The nature of the new media
Lileks, true to form, has some excellent perspective on the fallout from the forgery scandal.
But I think the number of people who regard the evening news as straight truth delivered by disinterested observers, can be numbered in the high dozens. Blogs haven't toppled old media. The foundations of Old Media were rotten already. The new media came along at the right time. Put it this way: you've see films of old buildings detonated by precision demolitionists. First you see the puffs of smoke - then the building just hangs there for a second, even though every column that held it up has been severed. We've been living in that second for years, waiting for the next frame. Well, here it is. Roll tape. Down she goes. And when the dust settles we will be right back where we were 100 years ago, with dozens of fiercely competitive media outlets throwing elbows to earn your pennies.
In retrospect, TV looks like a big smothering quilt: it killed the afternoon papers, forced the survivors to consolidate; it reshaped the news cycle to fit its needs, shifted the emphasis to the visual. It fed off the Times and the Post and other surviving papers, which had institutionalized the Watergate and Vietnam templates as the means by which we understand events. The old-line media, like its Boomer components, got old, and like the Boomers, it preferred self-congratulation to self-reflection. And so the Internet had it for lunch, because the Internet does not have to schedule 17 meetings to develop a strategy for impactfully maximizing brand leverage in emerging markets; the Internet does not have to worry about how a decision will affect ones management trajectory; the Internet smells blood and leaps, and that has turned the game around, for better or worse. So were back to where we were in 1904 except that the guys on the corner shouting WUXTRY, WUXTRY arent grimy urchins selling the paper theyre the people who wrote the damn thing, too.

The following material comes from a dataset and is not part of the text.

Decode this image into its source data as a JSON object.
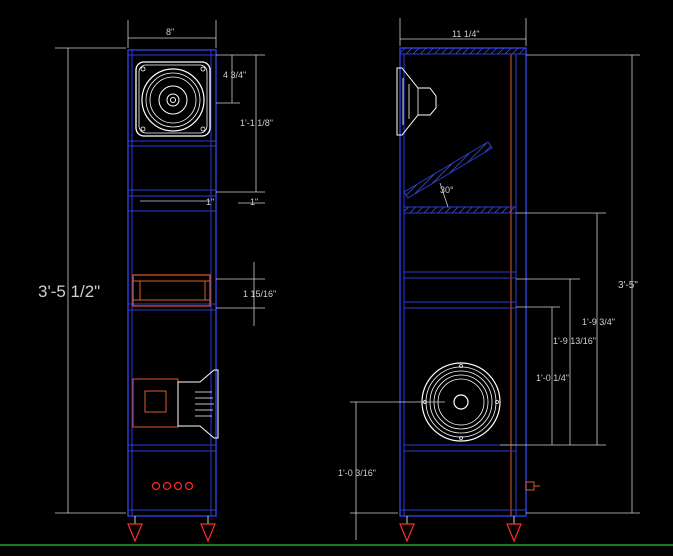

In some respects we are seeing a return to 1904. But it's a jazzed up, 21st century 1904. Back in the golden age of yellow journalism and muckraking, competing papers created wars and didn't worry too much about the truth. The competition is returning - Fox amidst the major media, and the thousands of blogs and webzines in the increasingly powerful new media. But it's different now. Like open source software and open source intelligence, we are seeing open source journalism. This is the 21st century stamp on the metaphor.
I think a closer historical analog to what we're seeing now is the pamphleteers of the revolutionary era. In many respects, the golden age of newspapers was the late eighteenth century. Small papers, they carried little of what we would think of as news. The occasional dispatch from europe, advertisements, and essays on politics, morals and religion. This is much of what blogs are today. However, instead of a small number of papers with circulation numbering in the thousands, today's Tom Paines and Alexander Hamiltons can reach millions with their essays and commentary. And again, they don't have to go through semi-monopolistic corporate media giants to get access to the public. Anyone with a computer and a phone has access the writers of the federalist papers would likely have killed for.
Personally, I can't wait for the building to come down.